Лука, молча, саданул ему ногой по рёбрам, дождался пока тот провоется, да прокашляется, саданул ещё раз. И ещё.
— А зачем говорить-то? — подал голос второй. Такой же рябой и тощий, но постарше, — Зачем говорить, коли ты, всё одно, убьёшь.
— Можа и убью, — пожал плечами Варнак, — а можа помилую: то, как говорить станешь. Да и прибить-то, сам понимаешь, можно по-разному. Одно дело от ножа помереть, скоренько. Миг, и ты уже у святого Петра место за воротами выпрашиваешь. И совсем другое дело помирать долго и больно. А я умею долго, уж ты поверь.
— Верю, — не стал спорить, рябой, — чего уж там, только на рожу твою глянуть, так сразу во все ужасы поверишь. Спрашивай, давай, чего знать хотел.
— А вопрос простой-то, на самом деле. По чьему наущению вы, доходяги криворукие, на княжью семью покуситься удумали?
— Не знаю, — ответил собеседник Луки. И тут же заторопился, углядев как Варнак, к рёбрам его примеряется, — вот те крест, не знаю! Двое ребятишек и Москвы приехали: сказывали, что от самого Ваньки Каина. Просили в заботе подсобить, и уплатили вперед, не чинясь, и не торгуясь.
— Вот прям, вперёд уплатили!? — усомнился Лука, — И хари ваши плутовские их не отпугнули. А ну как вы дёру бы дали, с деньгою не отработанной.
— Да как, сбегишь-то? Коли тута у них человечек остался, дабы присмотреть, чтоб чин чином отслужили. А взгляд у того человечка зело лихой, да недобрый, с таким не забалуешь. Вот, мы и решили с Митяем, — он кивнул в сторону напарника, — опосля работы в бега податься, за Яик — там, чай, не достанут.
— Угу, — кивнул Лука, — кто подсказал, когда княжич до церкви пойдёт? Только не бреши мне, что сами обо всём доведались. У вас на рожах написано, что без указки и порты снять не додумаетесь, так и будете в штаны гадить.
— Так человечек тот, и подсказал. И про возок плану он придумал, — с некоторой обидой в голосе пояснил неудавшийся тать. Видать зацепила его столь низкая оценка умственных способностей.
— Интересный человечек, получается, — прищурился Варнак, — признать его сможешь? Кто таков, знаешь?
— Нет, барин, извиняй тут подсобить не смогу. Он с нами завсегда по ночи встречался, да ещё и в одежды по самые брови укутанный.
— Досадно, — поморщился Лука, — ну, да хоть что-то. Молодец, заслужил себе с приятелем лёгкую дорогу, — похвалил его Варнак, и принялся цепь кистеня с руки разматывать.

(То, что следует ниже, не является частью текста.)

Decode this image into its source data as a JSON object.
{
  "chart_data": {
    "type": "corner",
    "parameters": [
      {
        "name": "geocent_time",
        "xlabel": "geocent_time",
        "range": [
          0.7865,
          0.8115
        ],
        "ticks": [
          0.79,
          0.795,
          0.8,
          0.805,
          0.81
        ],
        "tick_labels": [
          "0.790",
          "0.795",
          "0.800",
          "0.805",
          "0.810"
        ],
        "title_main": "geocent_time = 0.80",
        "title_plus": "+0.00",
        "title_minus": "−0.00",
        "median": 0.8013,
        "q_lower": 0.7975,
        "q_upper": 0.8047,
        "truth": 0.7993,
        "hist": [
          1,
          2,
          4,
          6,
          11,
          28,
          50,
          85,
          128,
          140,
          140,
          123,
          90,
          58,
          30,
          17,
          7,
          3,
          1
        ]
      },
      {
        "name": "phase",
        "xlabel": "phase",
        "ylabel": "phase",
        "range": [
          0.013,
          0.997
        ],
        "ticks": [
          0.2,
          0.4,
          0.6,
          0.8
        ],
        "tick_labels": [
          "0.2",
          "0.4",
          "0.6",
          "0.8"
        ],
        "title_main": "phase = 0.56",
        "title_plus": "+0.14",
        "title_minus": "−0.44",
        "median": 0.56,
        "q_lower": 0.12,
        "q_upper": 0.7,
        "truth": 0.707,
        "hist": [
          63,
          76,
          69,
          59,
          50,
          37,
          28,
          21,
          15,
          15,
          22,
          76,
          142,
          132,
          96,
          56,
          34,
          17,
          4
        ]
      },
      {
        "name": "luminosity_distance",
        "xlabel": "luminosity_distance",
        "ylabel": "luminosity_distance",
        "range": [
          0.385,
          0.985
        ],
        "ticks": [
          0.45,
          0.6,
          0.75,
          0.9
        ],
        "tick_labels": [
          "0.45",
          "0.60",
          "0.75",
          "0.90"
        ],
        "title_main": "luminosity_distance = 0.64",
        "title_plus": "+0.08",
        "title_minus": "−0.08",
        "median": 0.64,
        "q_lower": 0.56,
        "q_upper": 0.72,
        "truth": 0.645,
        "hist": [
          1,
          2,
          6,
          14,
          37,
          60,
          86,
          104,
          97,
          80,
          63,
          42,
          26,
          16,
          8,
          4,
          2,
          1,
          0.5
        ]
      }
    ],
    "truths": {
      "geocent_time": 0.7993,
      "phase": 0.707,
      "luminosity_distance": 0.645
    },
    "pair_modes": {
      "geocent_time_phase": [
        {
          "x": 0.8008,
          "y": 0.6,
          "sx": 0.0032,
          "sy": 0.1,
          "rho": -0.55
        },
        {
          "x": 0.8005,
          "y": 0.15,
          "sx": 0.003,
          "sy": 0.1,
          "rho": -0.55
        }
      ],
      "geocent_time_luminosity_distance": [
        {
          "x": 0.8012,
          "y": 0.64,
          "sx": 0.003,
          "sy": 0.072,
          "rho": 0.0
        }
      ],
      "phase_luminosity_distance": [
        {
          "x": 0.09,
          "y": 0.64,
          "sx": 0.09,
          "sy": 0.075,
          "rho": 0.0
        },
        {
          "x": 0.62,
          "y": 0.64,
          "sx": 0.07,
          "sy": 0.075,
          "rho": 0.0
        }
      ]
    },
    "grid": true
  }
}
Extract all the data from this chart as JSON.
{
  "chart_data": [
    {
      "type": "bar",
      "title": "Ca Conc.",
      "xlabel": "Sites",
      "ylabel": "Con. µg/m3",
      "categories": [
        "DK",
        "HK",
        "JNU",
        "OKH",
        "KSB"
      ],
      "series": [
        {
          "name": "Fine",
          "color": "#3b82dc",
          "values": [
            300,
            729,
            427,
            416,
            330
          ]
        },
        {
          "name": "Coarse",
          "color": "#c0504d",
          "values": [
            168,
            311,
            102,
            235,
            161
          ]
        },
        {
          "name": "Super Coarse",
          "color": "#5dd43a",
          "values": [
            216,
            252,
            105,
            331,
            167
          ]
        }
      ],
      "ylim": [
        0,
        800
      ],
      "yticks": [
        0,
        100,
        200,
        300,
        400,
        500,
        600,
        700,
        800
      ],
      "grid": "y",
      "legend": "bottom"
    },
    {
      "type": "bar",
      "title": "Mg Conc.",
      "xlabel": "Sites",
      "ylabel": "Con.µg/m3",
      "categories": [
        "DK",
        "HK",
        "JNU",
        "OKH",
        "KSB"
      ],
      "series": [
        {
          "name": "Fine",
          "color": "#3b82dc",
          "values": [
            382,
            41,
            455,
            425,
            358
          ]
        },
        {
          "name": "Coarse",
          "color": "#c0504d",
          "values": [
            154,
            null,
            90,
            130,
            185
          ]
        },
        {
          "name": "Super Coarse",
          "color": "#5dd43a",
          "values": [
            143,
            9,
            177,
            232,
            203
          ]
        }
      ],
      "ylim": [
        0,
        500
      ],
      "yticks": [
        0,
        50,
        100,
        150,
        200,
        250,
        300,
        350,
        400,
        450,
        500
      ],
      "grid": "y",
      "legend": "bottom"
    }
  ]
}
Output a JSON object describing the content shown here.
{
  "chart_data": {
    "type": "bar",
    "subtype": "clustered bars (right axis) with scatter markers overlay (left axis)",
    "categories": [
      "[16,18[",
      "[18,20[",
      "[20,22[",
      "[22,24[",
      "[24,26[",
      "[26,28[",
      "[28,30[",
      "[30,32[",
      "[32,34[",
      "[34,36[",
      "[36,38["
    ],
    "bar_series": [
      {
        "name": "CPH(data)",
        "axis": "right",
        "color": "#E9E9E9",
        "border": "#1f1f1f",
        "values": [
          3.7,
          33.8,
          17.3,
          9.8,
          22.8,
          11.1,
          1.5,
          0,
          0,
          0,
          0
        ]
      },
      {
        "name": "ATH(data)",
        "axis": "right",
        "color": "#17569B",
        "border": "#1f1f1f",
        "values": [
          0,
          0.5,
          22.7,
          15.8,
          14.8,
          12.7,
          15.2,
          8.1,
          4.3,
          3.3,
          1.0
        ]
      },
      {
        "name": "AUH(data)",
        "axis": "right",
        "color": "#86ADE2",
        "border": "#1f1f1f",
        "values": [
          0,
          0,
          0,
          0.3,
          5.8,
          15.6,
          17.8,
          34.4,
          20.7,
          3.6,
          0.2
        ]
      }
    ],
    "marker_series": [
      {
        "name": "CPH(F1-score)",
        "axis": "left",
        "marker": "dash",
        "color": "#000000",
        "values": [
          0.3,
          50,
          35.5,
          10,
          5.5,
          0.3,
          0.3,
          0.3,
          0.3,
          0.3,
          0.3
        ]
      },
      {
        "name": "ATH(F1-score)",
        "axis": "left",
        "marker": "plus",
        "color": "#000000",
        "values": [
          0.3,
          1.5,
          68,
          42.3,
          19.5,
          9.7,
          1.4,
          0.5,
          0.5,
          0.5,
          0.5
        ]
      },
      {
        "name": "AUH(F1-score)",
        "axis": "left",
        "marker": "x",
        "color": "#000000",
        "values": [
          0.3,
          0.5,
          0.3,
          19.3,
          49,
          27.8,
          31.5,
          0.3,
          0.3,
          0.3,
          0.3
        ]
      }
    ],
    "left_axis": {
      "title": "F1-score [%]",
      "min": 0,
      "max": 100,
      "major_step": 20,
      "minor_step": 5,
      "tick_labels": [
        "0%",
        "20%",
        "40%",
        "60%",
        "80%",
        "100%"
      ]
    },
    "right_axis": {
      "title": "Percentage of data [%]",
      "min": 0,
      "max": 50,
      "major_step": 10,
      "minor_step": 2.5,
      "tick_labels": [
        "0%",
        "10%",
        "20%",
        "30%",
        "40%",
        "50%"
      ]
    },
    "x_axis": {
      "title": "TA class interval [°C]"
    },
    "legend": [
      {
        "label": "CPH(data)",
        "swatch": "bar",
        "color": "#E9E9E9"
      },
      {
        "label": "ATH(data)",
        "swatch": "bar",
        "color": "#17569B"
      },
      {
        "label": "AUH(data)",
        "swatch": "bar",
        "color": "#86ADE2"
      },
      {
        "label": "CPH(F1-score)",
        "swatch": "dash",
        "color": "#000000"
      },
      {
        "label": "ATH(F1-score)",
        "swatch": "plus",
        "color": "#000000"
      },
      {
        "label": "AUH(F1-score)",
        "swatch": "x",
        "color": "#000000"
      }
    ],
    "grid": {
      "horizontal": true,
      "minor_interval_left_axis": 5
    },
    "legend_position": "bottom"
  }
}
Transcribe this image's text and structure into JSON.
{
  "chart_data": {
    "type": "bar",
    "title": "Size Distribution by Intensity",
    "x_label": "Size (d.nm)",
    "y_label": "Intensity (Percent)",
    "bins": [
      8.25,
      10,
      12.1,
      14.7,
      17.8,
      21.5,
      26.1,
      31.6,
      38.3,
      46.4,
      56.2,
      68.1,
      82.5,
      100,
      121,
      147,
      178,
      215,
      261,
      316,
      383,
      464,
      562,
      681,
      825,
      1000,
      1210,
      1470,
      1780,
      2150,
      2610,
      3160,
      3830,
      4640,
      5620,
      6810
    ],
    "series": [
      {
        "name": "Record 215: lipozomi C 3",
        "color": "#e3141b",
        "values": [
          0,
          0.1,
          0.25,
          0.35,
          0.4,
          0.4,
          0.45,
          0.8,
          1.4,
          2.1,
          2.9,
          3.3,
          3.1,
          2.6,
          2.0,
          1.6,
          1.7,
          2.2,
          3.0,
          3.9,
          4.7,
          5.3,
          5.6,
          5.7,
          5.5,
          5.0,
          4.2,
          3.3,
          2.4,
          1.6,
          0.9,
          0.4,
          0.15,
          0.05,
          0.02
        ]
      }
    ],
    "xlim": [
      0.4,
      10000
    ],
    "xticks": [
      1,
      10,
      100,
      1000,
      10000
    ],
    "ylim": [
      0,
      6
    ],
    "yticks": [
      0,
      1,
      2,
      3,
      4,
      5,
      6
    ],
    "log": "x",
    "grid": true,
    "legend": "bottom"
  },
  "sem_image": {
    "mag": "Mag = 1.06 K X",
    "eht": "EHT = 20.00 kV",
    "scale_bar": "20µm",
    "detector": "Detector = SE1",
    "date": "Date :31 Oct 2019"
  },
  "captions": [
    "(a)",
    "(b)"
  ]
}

Тать заскулил, ногами засучил, отползти, пытаясь, видать много грехов у него за душой накопилось, коли он та на небо не хотел.
— Погоди, дядько! — простонал побитый Митяй, — признал я того лихоимца, как есть признал. Он дурной думал, что укрылся ладно, да токмо голос-то спрятать не догадался. А я сызмальства, в дударях подвизаюсь, по звуку да по голосу, что хошь опознать могу.
Лука почесал в затылке, — Да ты врёшь, поди! Страшно стало вот и выкупаешь шкуру свою, дрянными побасенками.
— Вот те крест, не вру! — осенил себя знамением Митяй, — и признаю, и назову, и в глаза ему при тебе плюну. Только не убивай ладно, побожись, что не убьёшь.
— Ладно, — равнодушно согласился Варнак, — коли всё как ты сказываешь, так жить будете. На каторге, конечно, но будете. Слово даю.
— Гриня это! — зло выкрикнул молодой, — Гайдук Темниковых Гриня, у него ещё зубов не хватает, оттого он шепелявит слегка.
— Ишь ты, — изумился Лука, — а ты не путаешь, точно он?
Митяй яростно закивал.
— Как забавно получается. — рассуждал сам с собой Варнак, привязывая полоняников к деревьям, их же разорванными портками, — Это ж я тому паскуднику зубы, о прошлом годе вышиб, дабы он нос любопытный куда не надо не совал. А он не унялся, выходит. Ну-ну, поглядим — посмотрим. Вы, други мои, не уходите никуда пока что, я до села сбегаю и за вами вернусь, с подводою, — он, с тоской, взглянул на далёкие маковки церкви, — Ну что ты будешь делать, так далеко убёгли, резвые вы не в меру, вот что я вам скажу.
На самом деле, не так уж и резвы были те беглецы, и ежели б не изрядная фора, погоня закончилась бы гораздо раньше. Оно ведь как вышло, по дороге к церкви княжич приотстал слегка, что-то Вострякову доказывая. А Ольга Николаевна с девками вперёд прошла, туда где амбары спуск с храмовой горки ограничивают. И тут Лука углядел как из-за церковной ограды, двое мужичков, сложения субтильного, воз гружённый мешками вытолкнули. Вытолкнули и, разогнав его, вниз направили, в аккурат на бабью стайку. Варнак только крикнуть успел, упреждающе. Но ничего, обошлось вроде. Углядев, что помощь его не потребна, Лука рванул вверх за лиходеями. А тем-то проще — они сразу под горку побежали. Так и умчались далече, покуда он вверх, да вниз аки козлик молодой скакал. А теперь-то что!? Теперь обратно топать приходится. В горку, да под горку, поскольку обходить — ещё дольше выйдет.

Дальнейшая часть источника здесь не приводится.